In 1911, Harry married Janet Mary Ellen Anderson.
During the First World War, Harry served with the 73rd Battery of the Canadian Field Artillery and his brother, Francis Xavier Amoss, who was awarded the Military Cross, also served with the Canadian forces in France during WW1.
After the war, Harry returned to Canada and resumed teaching. He died in February 1965.
Here is a passage from Harry’s retrospective poem "Passchendaele 1917", published in 1933:
… war has stripped illusions Buddha-wise
Has tossed the tinsel on the winds astrew,
And with gaunt fingers rent the robes of pride
Till life in naked worth confronts the eyes
Amoss, Harry. “Prayer of the Good Trouper and Other Poems” (Ryerson, Toronto, 1933)

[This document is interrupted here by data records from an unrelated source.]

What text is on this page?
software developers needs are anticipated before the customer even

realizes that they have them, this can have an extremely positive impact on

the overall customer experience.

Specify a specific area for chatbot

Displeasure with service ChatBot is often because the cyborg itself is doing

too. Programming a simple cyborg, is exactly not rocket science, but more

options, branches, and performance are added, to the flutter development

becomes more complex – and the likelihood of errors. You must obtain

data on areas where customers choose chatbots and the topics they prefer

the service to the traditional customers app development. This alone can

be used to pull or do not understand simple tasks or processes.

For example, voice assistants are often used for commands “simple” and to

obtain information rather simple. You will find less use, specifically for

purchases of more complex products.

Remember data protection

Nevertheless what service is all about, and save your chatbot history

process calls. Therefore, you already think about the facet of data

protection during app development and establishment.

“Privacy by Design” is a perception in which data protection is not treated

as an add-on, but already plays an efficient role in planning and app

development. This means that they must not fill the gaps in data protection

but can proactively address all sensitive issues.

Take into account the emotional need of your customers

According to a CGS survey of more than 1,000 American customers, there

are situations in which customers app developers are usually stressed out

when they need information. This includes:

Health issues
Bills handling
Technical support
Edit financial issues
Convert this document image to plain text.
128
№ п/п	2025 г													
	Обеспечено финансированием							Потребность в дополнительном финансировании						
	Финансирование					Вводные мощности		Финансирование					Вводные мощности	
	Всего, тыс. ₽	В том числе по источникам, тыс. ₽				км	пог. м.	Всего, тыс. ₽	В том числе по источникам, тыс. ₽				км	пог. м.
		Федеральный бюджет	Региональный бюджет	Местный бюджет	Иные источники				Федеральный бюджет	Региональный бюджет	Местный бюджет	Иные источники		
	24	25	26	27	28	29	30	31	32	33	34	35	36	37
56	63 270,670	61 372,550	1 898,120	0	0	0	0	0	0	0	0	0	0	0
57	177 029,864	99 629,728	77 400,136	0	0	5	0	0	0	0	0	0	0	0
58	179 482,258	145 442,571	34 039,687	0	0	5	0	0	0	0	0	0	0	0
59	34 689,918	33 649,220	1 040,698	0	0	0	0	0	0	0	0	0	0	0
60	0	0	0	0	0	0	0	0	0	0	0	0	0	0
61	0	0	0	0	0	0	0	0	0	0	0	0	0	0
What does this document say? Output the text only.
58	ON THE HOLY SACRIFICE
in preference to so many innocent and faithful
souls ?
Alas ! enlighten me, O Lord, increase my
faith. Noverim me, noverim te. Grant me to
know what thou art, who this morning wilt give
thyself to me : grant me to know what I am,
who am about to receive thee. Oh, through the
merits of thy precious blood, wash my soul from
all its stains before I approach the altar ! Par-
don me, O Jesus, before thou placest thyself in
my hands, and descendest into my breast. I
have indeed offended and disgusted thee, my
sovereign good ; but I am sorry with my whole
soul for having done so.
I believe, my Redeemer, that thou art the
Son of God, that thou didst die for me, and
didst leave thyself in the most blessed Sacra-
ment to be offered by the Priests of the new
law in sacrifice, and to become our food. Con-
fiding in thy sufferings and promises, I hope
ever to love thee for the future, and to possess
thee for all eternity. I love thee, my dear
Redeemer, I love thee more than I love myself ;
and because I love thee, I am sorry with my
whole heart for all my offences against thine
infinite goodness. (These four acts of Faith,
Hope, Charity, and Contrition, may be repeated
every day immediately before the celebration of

From http://www.flanderstoday.eu/living/canada-flanders-offers-solemn-tribute-countrys-role-first-world-war
“By the end of the war, some 619,000 Canadians had enlisted in the Canadian Expeditionary Force for service overseas. This was an enormous contribution from a country with a population of just under 8 million in 1914. Approximately 7% of the total population of Canada was in uniform at some point during the conflict, and hundreds of thousands of additional Canadians worked on the home front in support of the war effort.
While initially consisting mostly of white British-born Canadians, the Canadian Expeditionary Force also included other cultural groups: aboriginals of the First Nations, black Canadians and Americans, and even West Indians from the island of Bermuda.”